- Murputja
- Coordinates: 26°09′35″S 130°11′02″E﻿ / ﻿26.1596551°S 130.1838470°E
- Population: 53 (2016 census)
- Postcode(s): 0872
- Time zone: ACST (UTC+9:30)
- LGA(s): Anangu Pitjantjatjara Yankunytjatjara
- Region: Far North
- State electorate(s): Giles
- Federal division(s): Grey
- Footnotes: coordinates

= Murputja, South Australia =

Murputja is an Aboriginal community in the Anangu Pitjantjatjara Yankunytjatjara in South Australia.

In 2007, four South Australia Police officers were based at Murputja and running patrols in the area. There was a rudimentary shed structure that served as a police station when police were present and some new housing had been built for police officers. As of 2018, the APY Lands were served by stations situated at Amata, Ernabella, Mimili, Murputja, Umuwa and the town of Marla.
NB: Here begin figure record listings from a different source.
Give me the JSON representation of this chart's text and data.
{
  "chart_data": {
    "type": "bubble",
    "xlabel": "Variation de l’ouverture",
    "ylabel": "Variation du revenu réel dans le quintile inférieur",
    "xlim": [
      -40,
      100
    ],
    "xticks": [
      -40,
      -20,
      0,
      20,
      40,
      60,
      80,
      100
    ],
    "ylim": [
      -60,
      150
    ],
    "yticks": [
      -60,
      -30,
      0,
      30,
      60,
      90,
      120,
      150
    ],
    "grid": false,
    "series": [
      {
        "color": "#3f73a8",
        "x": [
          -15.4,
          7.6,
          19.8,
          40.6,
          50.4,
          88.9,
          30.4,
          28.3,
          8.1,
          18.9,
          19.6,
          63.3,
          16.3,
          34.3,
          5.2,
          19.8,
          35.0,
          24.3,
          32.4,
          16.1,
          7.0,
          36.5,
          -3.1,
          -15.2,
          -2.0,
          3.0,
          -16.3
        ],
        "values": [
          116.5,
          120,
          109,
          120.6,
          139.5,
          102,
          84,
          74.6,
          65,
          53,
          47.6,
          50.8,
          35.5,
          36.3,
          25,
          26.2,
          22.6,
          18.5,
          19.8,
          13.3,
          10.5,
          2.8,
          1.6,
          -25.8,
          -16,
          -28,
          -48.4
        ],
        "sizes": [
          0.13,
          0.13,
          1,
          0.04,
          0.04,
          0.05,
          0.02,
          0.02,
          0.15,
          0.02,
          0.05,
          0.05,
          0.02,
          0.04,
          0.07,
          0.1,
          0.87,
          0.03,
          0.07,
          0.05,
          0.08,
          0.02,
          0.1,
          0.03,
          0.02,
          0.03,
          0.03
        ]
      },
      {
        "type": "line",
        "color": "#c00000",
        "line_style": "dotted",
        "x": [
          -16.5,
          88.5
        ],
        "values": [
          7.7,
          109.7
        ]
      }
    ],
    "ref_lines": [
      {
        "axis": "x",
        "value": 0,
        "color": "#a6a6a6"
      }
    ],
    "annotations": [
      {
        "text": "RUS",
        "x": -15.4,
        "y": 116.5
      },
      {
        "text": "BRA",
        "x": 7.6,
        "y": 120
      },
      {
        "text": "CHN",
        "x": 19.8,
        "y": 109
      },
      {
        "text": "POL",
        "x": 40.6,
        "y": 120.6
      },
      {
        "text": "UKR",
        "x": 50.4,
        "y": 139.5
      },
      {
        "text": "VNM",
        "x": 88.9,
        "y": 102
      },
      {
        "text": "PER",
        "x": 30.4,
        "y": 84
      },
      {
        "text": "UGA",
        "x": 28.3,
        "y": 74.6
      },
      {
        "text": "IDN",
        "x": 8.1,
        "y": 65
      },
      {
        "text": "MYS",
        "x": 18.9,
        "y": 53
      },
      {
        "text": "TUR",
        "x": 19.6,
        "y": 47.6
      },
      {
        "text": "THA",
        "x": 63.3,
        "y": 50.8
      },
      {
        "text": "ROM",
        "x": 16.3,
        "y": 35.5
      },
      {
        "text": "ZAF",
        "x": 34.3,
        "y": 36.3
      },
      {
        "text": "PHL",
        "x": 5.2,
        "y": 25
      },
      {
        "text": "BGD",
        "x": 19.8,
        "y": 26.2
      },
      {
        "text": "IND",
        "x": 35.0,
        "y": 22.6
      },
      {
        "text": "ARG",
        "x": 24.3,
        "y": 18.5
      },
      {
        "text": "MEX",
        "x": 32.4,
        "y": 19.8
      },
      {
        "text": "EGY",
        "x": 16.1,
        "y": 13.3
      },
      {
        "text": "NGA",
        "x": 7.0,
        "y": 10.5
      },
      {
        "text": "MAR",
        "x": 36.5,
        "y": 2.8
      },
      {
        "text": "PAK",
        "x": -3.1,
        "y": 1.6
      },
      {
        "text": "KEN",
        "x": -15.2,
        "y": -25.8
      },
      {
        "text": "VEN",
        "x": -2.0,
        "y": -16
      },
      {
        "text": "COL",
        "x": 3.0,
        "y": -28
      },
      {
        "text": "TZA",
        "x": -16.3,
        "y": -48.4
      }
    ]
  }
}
Specialist policing support is located at Umuwa, including CIB and domestic violence investigators.

== Time zone ==
Due to its links with the Northern Territory and proximity to the border, the APY Lands do not observe daylight savings unlike the rest of South Australia. The time zone observed throughout the year is Australian Central Standard Time (UTC+9:30), in line with Darwin rather than Adelaide.